Serra, por sua vez, consegue manter o ritmo, a frieza, frente às perguntas, respostas, réplicas, tréplicas, e até se mostra seguro dadas as experiências com essa ordem do dizer... [“uma cobra criada”, diria o Plínio se não tivesse que apresentar bons modos.] Mas Serra pensa que engana quando, na ânsia de vencer, apaga a história política do país, os projetos encaminhados, junta tudo e põe no mesmo saco, homogeneizando 8 anos ou mais ao nada feito e faz promessas milagrosas. Chega ao ponto de dizer “Eu não fico fazendo promessas, eu falo coisa que efetivamente vou fazer”. O conceito de promessas, portanto, vai por água abaixo.

Em suma, poderíamos dizer que as falas foram divididas da seguinte forma: Enquanto Marina ponderava suas palavras a fim de não cair no lugar comum da generalização, do esquecimento da história; Serra fazia o contrário, tentava apagar as políticas do governo anterior, contraditoriamente destacando alguns projetos positivos como sendo copiados de seu mandato enquanto governador de SP, e tende a profetizar.
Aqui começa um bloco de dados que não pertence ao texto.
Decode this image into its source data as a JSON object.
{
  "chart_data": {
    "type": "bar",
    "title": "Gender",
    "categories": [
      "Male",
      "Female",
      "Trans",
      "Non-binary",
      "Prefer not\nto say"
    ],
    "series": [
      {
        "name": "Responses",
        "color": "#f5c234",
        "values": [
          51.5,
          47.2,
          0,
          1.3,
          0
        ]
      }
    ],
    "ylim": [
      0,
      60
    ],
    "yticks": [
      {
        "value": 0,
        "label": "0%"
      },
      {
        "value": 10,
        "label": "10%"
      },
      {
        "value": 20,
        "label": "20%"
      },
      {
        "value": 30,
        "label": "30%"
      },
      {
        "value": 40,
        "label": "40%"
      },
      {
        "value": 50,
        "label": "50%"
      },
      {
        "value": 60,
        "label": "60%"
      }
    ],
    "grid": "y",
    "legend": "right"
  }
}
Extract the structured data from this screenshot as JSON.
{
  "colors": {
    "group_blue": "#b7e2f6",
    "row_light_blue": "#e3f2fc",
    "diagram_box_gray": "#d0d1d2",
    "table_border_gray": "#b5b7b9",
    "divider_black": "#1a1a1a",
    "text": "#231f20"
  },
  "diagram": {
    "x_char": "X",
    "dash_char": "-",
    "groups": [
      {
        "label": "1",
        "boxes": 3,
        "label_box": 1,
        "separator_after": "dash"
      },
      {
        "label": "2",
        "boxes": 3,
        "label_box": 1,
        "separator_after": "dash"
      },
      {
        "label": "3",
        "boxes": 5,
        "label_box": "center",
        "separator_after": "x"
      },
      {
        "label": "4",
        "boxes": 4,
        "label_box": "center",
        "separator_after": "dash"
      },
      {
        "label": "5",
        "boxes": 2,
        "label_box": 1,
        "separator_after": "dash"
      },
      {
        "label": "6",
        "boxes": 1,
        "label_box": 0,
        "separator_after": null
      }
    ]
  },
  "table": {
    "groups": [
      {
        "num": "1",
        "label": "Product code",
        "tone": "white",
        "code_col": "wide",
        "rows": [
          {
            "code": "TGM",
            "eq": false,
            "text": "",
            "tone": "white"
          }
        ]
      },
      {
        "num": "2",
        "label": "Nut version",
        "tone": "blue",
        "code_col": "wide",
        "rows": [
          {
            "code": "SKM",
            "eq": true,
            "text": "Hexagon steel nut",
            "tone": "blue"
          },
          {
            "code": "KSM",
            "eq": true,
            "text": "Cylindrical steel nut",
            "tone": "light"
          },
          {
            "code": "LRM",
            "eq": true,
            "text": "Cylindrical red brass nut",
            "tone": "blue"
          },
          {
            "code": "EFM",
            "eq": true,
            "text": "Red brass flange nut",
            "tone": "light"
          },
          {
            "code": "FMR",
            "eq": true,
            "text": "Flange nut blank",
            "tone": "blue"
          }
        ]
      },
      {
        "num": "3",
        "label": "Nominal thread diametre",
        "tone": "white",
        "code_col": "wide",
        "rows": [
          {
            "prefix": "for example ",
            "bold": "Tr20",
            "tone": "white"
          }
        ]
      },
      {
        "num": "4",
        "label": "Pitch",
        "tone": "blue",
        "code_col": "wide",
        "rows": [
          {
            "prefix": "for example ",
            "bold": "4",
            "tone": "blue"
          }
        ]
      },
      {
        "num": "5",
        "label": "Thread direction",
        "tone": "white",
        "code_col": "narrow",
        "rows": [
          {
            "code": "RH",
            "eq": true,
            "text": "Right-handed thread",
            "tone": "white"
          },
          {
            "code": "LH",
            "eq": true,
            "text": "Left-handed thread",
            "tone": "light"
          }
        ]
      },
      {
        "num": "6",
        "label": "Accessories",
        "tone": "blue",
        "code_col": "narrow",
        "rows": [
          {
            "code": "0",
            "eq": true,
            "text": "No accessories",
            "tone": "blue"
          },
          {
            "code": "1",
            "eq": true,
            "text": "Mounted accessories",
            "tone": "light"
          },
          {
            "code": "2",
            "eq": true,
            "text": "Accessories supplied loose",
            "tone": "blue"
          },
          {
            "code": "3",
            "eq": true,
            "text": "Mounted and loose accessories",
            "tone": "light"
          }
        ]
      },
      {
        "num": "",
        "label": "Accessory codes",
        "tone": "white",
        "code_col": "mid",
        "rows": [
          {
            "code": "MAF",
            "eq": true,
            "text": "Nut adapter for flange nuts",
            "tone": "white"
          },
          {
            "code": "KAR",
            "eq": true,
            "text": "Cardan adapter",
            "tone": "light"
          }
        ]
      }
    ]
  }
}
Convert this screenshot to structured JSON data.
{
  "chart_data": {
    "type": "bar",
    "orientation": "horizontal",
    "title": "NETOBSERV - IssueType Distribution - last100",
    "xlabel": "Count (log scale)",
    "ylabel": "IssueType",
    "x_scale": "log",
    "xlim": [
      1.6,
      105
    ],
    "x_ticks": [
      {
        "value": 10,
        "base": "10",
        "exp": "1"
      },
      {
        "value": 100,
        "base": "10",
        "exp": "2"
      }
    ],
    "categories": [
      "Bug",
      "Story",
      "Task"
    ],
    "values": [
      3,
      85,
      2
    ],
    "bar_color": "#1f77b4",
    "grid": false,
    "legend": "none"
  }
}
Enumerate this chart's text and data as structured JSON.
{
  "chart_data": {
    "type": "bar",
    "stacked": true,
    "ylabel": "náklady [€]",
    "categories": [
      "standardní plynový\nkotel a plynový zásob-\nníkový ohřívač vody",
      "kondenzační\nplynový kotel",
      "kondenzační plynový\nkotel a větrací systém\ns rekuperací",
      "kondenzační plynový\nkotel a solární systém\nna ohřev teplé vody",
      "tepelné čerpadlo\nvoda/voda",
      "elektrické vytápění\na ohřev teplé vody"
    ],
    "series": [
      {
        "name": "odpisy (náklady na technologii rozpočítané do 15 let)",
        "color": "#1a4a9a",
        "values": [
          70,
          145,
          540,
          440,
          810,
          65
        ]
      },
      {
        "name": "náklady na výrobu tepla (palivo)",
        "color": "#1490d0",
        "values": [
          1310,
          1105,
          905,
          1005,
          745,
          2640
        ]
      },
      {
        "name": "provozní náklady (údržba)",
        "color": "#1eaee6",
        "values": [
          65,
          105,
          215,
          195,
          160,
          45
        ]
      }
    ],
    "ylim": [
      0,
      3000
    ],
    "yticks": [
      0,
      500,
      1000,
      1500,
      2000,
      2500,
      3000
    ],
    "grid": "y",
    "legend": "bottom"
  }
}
Já Plínio agia em função de devolver as perguntas quando na ocasião de sua fala era para responder ao que lhe foi questionado. Era parte de sua estratégia retórica fazer com que os adversários se expusessem; deixassem cair suas máscaras, entrar em contradição, atacá-lo. Experto, eu diria. Dilma, por sua vez, apresentou uma fala trêmula, pouco futurista, mais mantenedora das práticas do governo Lula, óbvio. Eis porque o apelo à história do governo, aos números, aos quadros estatísticos era bastante recorrente. No momento final do debate, eu diria que Marina foi humilde, agradecendo aos colegas e a Bonner pelo evento tal como Dilma; Serra agradece aos adversários, mas marca o egocentrismo destacando seu currículo, suas experiências, seu EU. Plínio faz ecoar nos últimos segundos uma voz interjetiva: “Viva o Brasil!”

Percebi, pois, que o uso da fala ao vivo espremida, real, sem cortes... é, às vezes, até constrangedora, porque ela faz se sobressaírem de forma nua e crua as apreensões, as angústias, as aflições, a imediatez, a tentativa de raciocínio objetivo, o desespero, as promessas improvisadas de candidatos que apelam para ter antes do controle do poder político, o controle do discurso, esse “poder pelo qual se luta” como disse Michel Foucault. Mas o discurso, a língua, as palavras deslizam-se porque são fluidas como água que escorre entre as frestas de um balaio trançado com fios de samambaia.